Adapting books into feature films has always been a risky territory. For most book readers, there is a sense of apprehension while watching a movie based on your beloved book since adapting a book is not easy. And not to mention, the mediums are vastly different. Often, in books, the author is able to convey his own perspective through the narrator’s voice or otherwise. Whereas achieving the same in feature films is massively different and difficult.
And even though Hindi film industry has often been criticised for spoiling a cherished book for its readers with a loosely executed adaptation, there have been times when the adaptations have been pitch-perfect, and in some rare cases, even better. While there is no end to our imagination when it comes to comparing books and movies, sometimes, directors are even able to extend a writer’s story in a way that is truly magical to witness on screen, both for the readers and the author. With Danny Denzongpa’s Bioscopewala hitting the theatres this week, we list down five Bollywood book adaptations that have done full justice to their source material.
The latest addition to this list is Meghna Gulzar’s Raazi which is based on Harrinder Sikka’s book Calling Sehmat. Though Meghna did take some creative liberties tweaking a number of minor storylines for the adaptation, Raazi managed to make an impression in the minds of viewers with its powerful yet unbiased message on patriotism. The film was especially appreciated for it being a stark departure from recent chest-thumping jingoistic narratives in the patriotic films’ genre.
Vikramaditya Motwane’s Lootera, starring Ranveer Singh and Sonakshi Sinha was partly based on O Henry’s short story titled The Last Leaf. While Pakhi Roy Chaudhary was a character developed on the lines of the story itself, Motwane along with scriptwriter Bhavani Iyer created the character of the conman Nandu on their own. The film appealed to the audiences with its subtle take on love.
Though Sharat Chandra Chattopadhyay’s Devdas has been adapted numerous times for the silver screen including the overtly dramatic Sanjay Leela Bhansali’s Devdas starring Shah Rukh Khan, Aishwarya Rai and Madhuri Dixit, the one adaptation that stands out is Anurag Kashyap’s Dev.D. Starring Abhay Deol, Kalk Koechlin and Mahie Gill in the lead roles as Dev, Chanda and Paro respectively, the film’s modern take on the Bengali classic was loved by one and all.
An adaptation of Chetan Bhagat’s popular novel Five Point Someone, 3 Idiots starring Aamir Khan, R Madhavan and Sharman Joshi went on to break several records at the time of its release. Still considered to be one of Aamir Khan’s best films, the Rajkumar Hirani directorial presented a refreshing take on the futility of the existing education system in India. The film also starred Kareena Kapoor in a pivotal role and writers slightly changed the way the story ends.
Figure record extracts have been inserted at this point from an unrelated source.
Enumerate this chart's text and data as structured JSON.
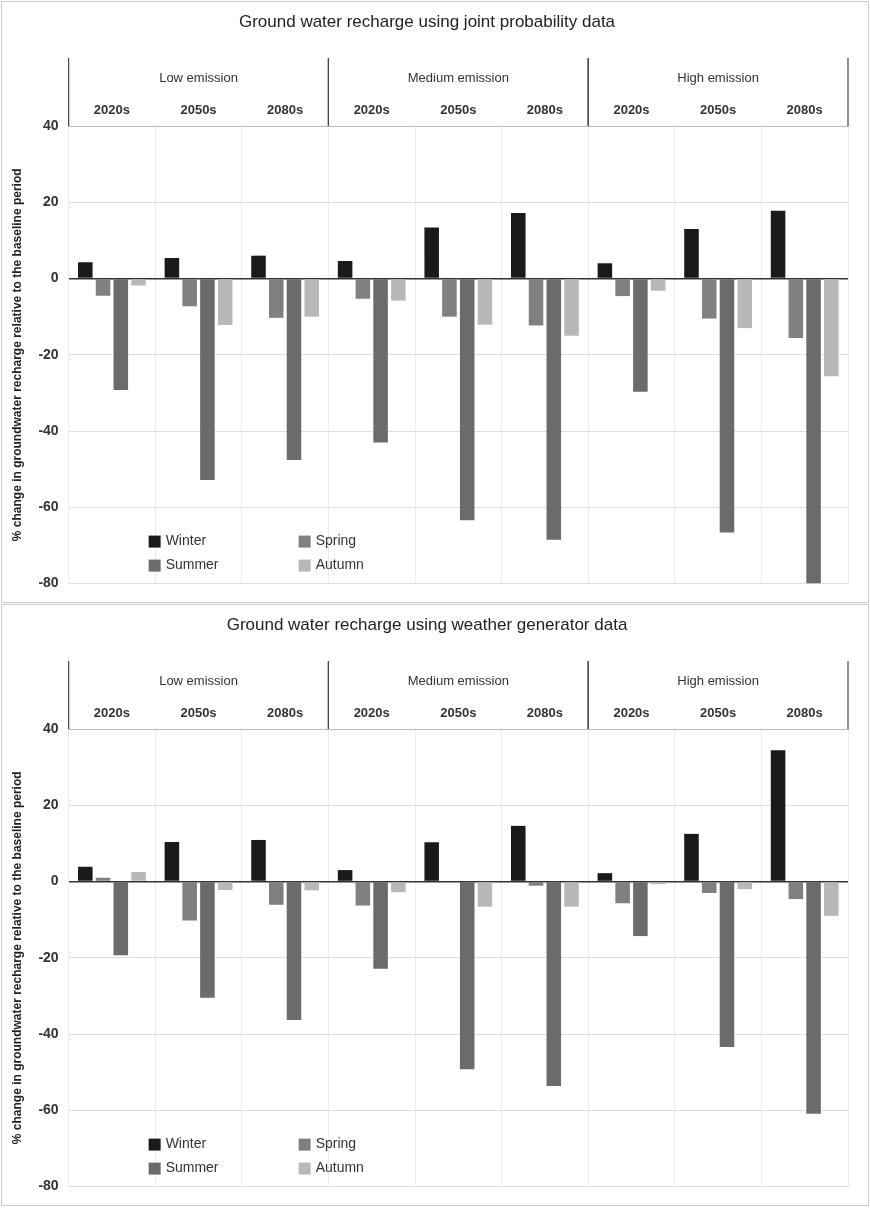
{
  "chart_data": [
    {
      "type": "bar",
      "title": "Ground water recharge using joint probability data",
      "ylabel": "% change in groundwater recharge relative to the baseline period",
      "categories": [
        "2020s",
        "2050s",
        "2080s",
        "2020s",
        "2050s",
        "2080s",
        "2020s",
        "2050s",
        "2080s"
      ],
      "annotations": [
        "Low emission",
        "Medium emission",
        "High emission"
      ],
      "series": [
        {
          "name": "Winter",
          "color": "#1a1a1a",
          "values": [
            4.3,
            5.4,
            6,
            4.6,
            13.4,
            17.2,
            4,
            13,
            17.8
          ]
        },
        {
          "name": "Spring",
          "color": "#808080",
          "values": [
            -4.5,
            -7.3,
            -10.3,
            -5.3,
            -10,
            -12.3,
            -4.6,
            -10.5,
            -15.6
          ]
        },
        {
          "name": "Summer",
          "color": "#6b6b6b",
          "values": [
            -29.2,
            -52.8,
            -47.6,
            -43,
            -63.4,
            -68.5,
            -29.7,
            -66.6,
            -80
          ]
        },
        {
          "name": "Autumn",
          "color": "#b8b8b8",
          "values": [
            -1.8,
            -12.2,
            -10,
            -5.8,
            -12.1,
            -15,
            -3.2,
            -13,
            -25.6
          ]
        }
      ],
      "ylim": [
        -80,
        40
      ],
      "yticks": [
        -80,
        -60,
        -40,
        -20,
        0,
        20,
        40
      ],
      "grid": true,
      "legend": "bottom left"
    },
    {
      "type": "bar",
      "title": "Ground water recharge using weather generator data",
      "ylabel": "% change in groundwater recharge relative to the baseline period",
      "categories": [
        "2020s",
        "2050s",
        "2080s",
        "2020s",
        "2050s",
        "2080s",
        "2020s",
        "2050s",
        "2080s"
      ],
      "annotations": [
        "Low emission",
        "Medium emission",
        "High emission"
      ],
      "series": [
        {
          "name": "Winter",
          "color": "#1a1a1a",
          "values": [
            3.9,
            10.4,
            10.9,
            3,
            10.3,
            14.6,
            2.2,
            12.5,
            34.4
          ]
        },
        {
          "name": "Spring",
          "color": "#808080",
          "values": [
            1,
            -10.2,
            -6.1,
            -6.3,
            null,
            -1.1,
            -5.7,
            -3,
            -4.6
          ]
        },
        {
          "name": "Summer",
          "color": "#6b6b6b",
          "values": [
            -19.3,
            -30.5,
            -36.3,
            -22.9,
            -49.2,
            -53.6,
            -14.3,
            -43.4,
            -60.9
          ]
        },
        {
          "name": "Autumn",
          "color": "#b8b8b8",
          "values": [
            2.5,
            -2.2,
            -2.3,
            -2.8,
            -6.6,
            -6.6,
            -0.7,
            -2,
            -9
          ]
        }
      ],
      "ylim": [
        -80,
        40
      ],
      "yticks": [
        -80,
        -60,
        -40,
        -20,
        0,
        20,
        40
      ],
      "grid": true,
      "legend": "bottom left"
    }
  ]
}
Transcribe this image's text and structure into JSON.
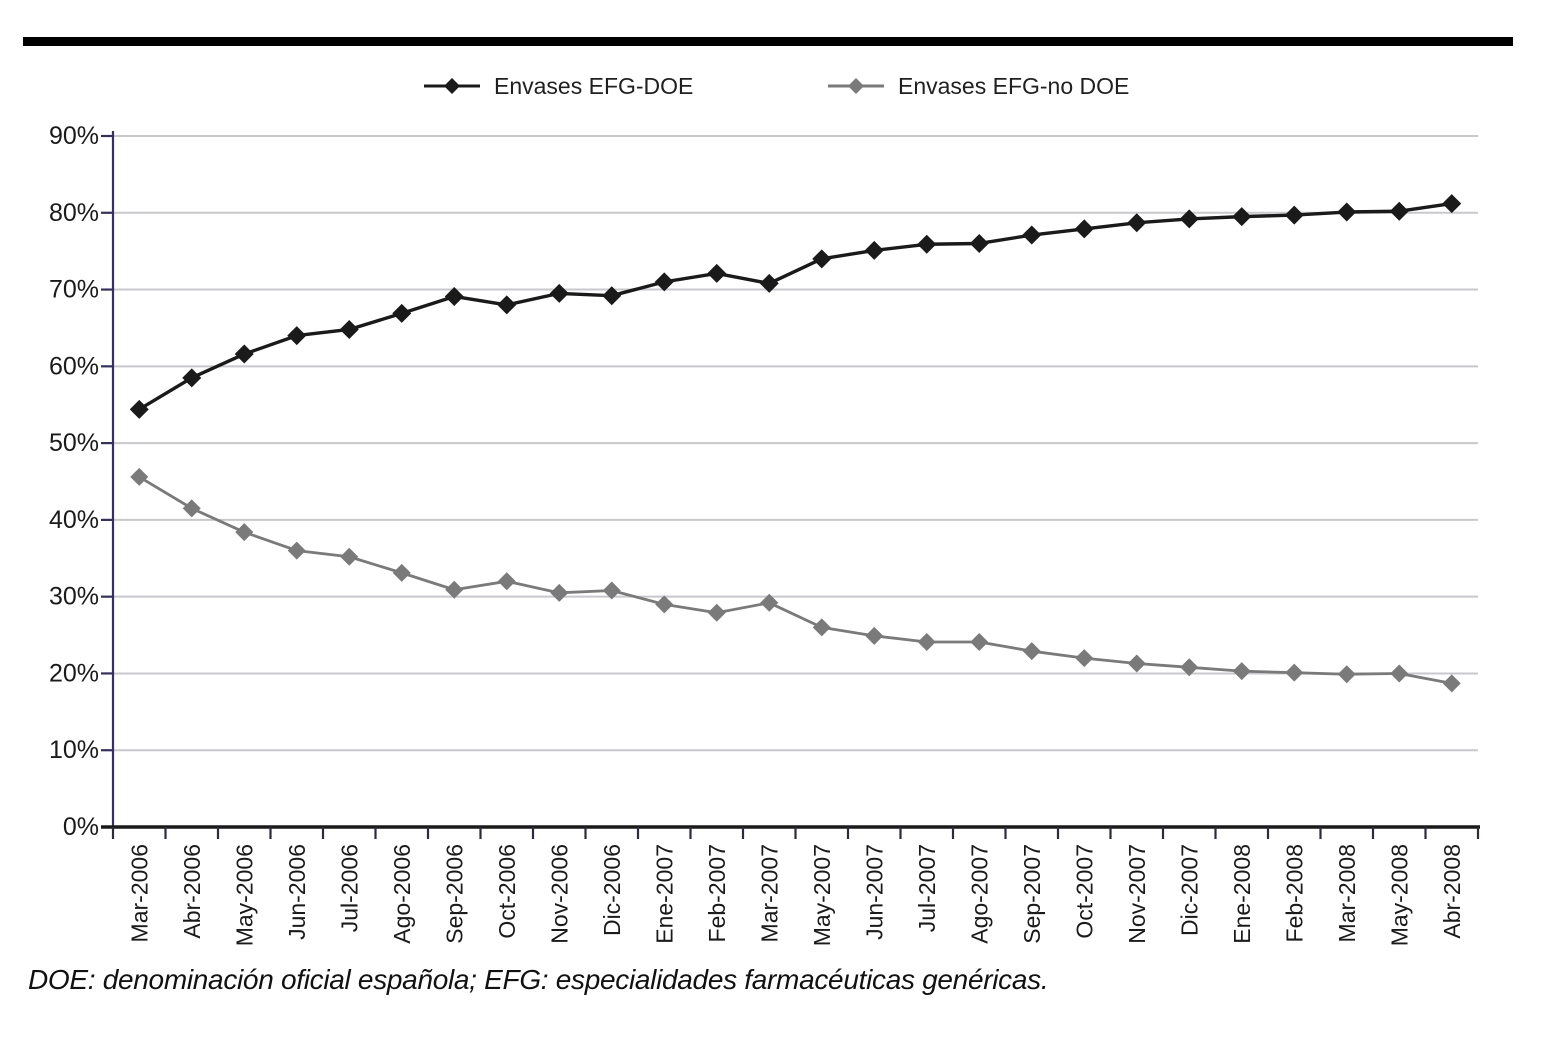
{
  "footnote": "DOE: denominación oficial española; EFG: especialidades farmacéuticas genéricas.",
  "chart_data": {
    "type": "line",
    "title": "",
    "xlabel": "",
    "ylabel": "",
    "categories": [
      "Mar-2006",
      "Abr-2006",
      "May-2006",
      "Jun-2006",
      "Jul-2006",
      "Ago-2006",
      "Sep-2006",
      "Oct-2006",
      "Nov-2006",
      "Dic-2006",
      "Ene-2007",
      "Feb-2007",
      "Mar-2007",
      "May-2007",
      "Jun-2007",
      "Jul-2007",
      "Ago-2007",
      "Sep-2007",
      "Oct-2007",
      "Nov-2007",
      "Dic-2007",
      "Ene-2008",
      "Feb-2008",
      "Mar-2008",
      "May-2008",
      "Abr-2008"
    ],
    "series": [
      {
        "name": "Envases EFG-DOE",
        "color": "#1a1a1a",
        "marker": "diamond",
        "values": [
          54.4,
          58.5,
          61.6,
          64.0,
          64.8,
          66.9,
          69.1,
          68.0,
          69.5,
          69.2,
          71.0,
          72.1,
          70.8,
          74.0,
          75.1,
          75.9,
          76.0,
          77.1,
          77.9,
          78.7,
          79.2,
          79.5,
          79.7,
          80.1,
          80.2,
          81.2
        ]
      },
      {
        "name": "Envases EFG-no DOE",
        "color": "#7a7a7a",
        "marker": "diamond",
        "values": [
          45.6,
          41.5,
          38.4,
          36.0,
          35.2,
          33.1,
          30.9,
          32.0,
          30.5,
          30.8,
          29.0,
          27.9,
          29.2,
          26.0,
          24.9,
          24.1,
          24.1,
          22.9,
          22.0,
          21.3,
          20.8,
          20.3,
          20.1,
          19.9,
          20.0,
          18.7
        ]
      }
    ],
    "ylim": [
      0,
      90
    ],
    "ytick_step": 10,
    "ytick_labels": [
      "0%",
      "10%",
      "20%",
      "30%",
      "40%",
      "50%",
      "60%",
      "70%",
      "80%",
      "90%"
    ],
    "grid": true,
    "legend_position": "top",
    "colors": {
      "grid": "#c8c8cd",
      "y_axis": "#35315f",
      "x_axis": "#1a1a1a",
      "tick": "#2b2b3a",
      "text": "#1a1a1a"
    }
  }
}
Vishal Bhardwaj has become a champion of sorts at adapting Shakespearian tragedies into Bollywood films. While his all three adaptations have been highly appreciated masterpieces, my personal favourite is his 2006 release Omkara which is based off Omkara. Starring Saif Ali Khan, Ajay Devgn, Kareena Kapoor and Vivek Oberoi in pivotal roles, Omkara is setMeeruteert, Uttar Pradesh. And just like the rest of his films, Bhardwaj especially excelled in providing Omkara a cultural identity of its own despite being an adaptation.